— Лапочки вы мои! — Клемантина хотела расцеловать их.
— Дуди! — повторил Ситроен. — Подъезжаем к станции.
. . .
Жоэль замедлил ход.
— Здорово! — сказала Клемантина. Она так долго гудела, что чуть не сорвала голос. — Замечательный поезд. А теперь идите есть пюре.
— Нет! — сказал Ситроен.
— Нет, — повторил Жоэль.
— Тогда я буду плакать, — сказала Клемантина.
— Ты не умеешь, — презрительно заметил Ноэль. Беззастенчивое заявление матери заставило его изменить обычному немногословию.
— Это я не умею плакать? — И Клемантина принялась рыдать.
— Нет, — оборвал ее Ситроен. — Ты не умеешь. Ты делаешь так: хны-хны-хны. А надо так: у-у-у…
— Пожалуйста: у-у-уу! — завыла Клемантина.
— Все равно не то, — сказал Жоэль. — Вот слушай.
Он показал. Ноэль молча выжал слезу. Жоэль вошел во вкус. Ситроен никогда не плакал. Но он скорчил горестную мину. Можно даже сказать: скорбную.
Клемантина всполошилась:
— Да вы что, всерьез, что ли?! Ситроен! Ноэль! Жоэль! Что за глупые шутки! Деточки мои! Маленькие мои! Ну перестаньте! Перестаньте плакать! Что случилось?
— Противная! — обиженно ревел Жоэль.
— Плохая! — злобно визжал Ситроен.
— Ы-ы-ы! — закатился без слов Ноэль.
— Милые мои! Да что вы! Будет вам, я просто пошутила! Вы меня с ума сведете!
— Не хочу пюре! — что есть силы завопил Ситроен.
— Не хочу! — крикнул Жоэль.
— Не-а! — вякнул Ноэль.
Ноэль с Жоэлем сбивались, когда нервничали, на младенческий лепет.
Клемантина расстроилась вконец. Она обнимала, целовала детишек, приговаривала:
— Ладно, рыбоньки мои, ладно. Съедите потом. Не сейчас.
Истерика прекратилась как по волшебству.
— Давай играть в корабль, — сказал Ситроен Жоэлю.

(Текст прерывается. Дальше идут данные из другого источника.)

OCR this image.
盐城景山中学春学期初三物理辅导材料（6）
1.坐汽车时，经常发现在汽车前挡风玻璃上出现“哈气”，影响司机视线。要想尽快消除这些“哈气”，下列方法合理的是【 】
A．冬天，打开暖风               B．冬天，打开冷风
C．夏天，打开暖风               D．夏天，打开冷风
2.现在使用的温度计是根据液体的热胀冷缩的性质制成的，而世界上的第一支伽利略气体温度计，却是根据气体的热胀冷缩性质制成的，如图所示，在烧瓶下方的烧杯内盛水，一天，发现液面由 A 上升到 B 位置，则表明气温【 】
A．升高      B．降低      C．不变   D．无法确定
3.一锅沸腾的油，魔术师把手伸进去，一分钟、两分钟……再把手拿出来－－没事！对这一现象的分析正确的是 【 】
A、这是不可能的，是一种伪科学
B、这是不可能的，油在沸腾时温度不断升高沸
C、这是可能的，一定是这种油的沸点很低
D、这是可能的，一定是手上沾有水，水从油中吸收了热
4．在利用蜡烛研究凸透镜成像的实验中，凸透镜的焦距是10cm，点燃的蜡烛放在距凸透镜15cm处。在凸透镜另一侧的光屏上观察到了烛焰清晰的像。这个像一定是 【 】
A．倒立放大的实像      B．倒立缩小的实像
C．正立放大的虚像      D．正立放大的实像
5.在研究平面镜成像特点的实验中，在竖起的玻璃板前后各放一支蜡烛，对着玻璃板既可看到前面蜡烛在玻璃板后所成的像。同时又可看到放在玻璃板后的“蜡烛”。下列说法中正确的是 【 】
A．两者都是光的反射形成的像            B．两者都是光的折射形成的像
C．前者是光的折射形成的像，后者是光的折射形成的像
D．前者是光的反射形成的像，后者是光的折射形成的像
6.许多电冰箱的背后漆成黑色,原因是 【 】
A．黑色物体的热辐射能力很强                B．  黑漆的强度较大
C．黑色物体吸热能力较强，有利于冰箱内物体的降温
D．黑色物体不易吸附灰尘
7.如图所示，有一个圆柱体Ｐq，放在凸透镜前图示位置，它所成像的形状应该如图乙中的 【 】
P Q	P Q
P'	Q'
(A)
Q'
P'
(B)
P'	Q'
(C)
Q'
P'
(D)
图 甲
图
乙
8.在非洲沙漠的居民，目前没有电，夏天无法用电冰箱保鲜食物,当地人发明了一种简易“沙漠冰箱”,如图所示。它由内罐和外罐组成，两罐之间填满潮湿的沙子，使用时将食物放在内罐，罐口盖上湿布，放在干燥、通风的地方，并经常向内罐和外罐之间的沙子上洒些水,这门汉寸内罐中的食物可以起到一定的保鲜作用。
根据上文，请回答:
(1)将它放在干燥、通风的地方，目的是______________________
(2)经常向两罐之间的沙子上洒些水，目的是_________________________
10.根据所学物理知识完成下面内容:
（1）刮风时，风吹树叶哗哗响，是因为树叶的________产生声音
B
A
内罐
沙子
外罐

— В корабль, в корабль, давай! — обрадовался Жоэль.
— В корабль, — подытожил Ноэль.
Они освободились от материнских объятий.
— Не мешай, — отрезал Ситроен. — Мы играем.

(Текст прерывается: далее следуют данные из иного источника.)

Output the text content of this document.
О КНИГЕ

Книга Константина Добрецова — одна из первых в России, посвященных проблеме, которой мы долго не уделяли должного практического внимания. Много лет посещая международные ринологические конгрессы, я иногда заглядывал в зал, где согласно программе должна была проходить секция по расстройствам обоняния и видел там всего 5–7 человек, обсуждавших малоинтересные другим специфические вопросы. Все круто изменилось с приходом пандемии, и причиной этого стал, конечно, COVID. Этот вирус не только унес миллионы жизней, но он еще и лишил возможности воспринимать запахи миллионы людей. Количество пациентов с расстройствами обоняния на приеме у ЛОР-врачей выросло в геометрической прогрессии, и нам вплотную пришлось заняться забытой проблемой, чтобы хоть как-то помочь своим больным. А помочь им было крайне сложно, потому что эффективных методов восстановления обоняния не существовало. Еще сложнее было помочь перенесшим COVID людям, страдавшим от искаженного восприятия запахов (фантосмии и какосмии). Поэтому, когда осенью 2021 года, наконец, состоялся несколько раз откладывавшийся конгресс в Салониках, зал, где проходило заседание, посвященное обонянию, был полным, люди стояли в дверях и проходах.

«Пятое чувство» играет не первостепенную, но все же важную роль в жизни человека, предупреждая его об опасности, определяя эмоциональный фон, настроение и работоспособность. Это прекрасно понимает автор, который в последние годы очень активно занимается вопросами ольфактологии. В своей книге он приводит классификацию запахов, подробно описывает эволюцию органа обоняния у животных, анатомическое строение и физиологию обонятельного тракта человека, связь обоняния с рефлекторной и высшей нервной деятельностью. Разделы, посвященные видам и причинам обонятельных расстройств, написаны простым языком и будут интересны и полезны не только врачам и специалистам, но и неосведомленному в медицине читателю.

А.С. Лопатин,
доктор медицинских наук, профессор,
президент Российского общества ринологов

— Хорошо-хорошо, не буду, — смирилась Клемантина. — Можно, я тут побуду и тихонько повяжу?
— В соседней комнате, — сказал Ситроен.
— В соседней! — сказал Жоэль. — Ура, корабль!
Клемантина вздохнула и нехотя вышла. Хорошо бы они всегда оставались такими же маленькими и хорошенькими, какими появились на свет. Как в тот первый день, когда они начали сосать. Она опустила голову и погрузилась в воспоминания.
3
73 феврюля
Тут рядом заорала птица. «А, чтоб тебя, сбила окаянная, — чертыхнулся Жакмор. — Так хорошо получалось. Надо будет и дальше говорить о себе в третьем лице. Это окрыляет». Ему было еще идти и идти. В кустах по обе стороны дороги за зиму развелись прапрагаги (так называют потомственных гагенышей, подобно тому, как человечьих отдаленных потомков называют праправнуками) — белые, похожие на искусственный снег комочки копошились в ветках боярышника и суетливо чистили клювиками пушистые грудки. По обочинам лениво тянулись канавы, полные воды, сочной зелени и зеленых лягушек, наслаждаясь свежестью, пока не наступила августямбрьская сушь.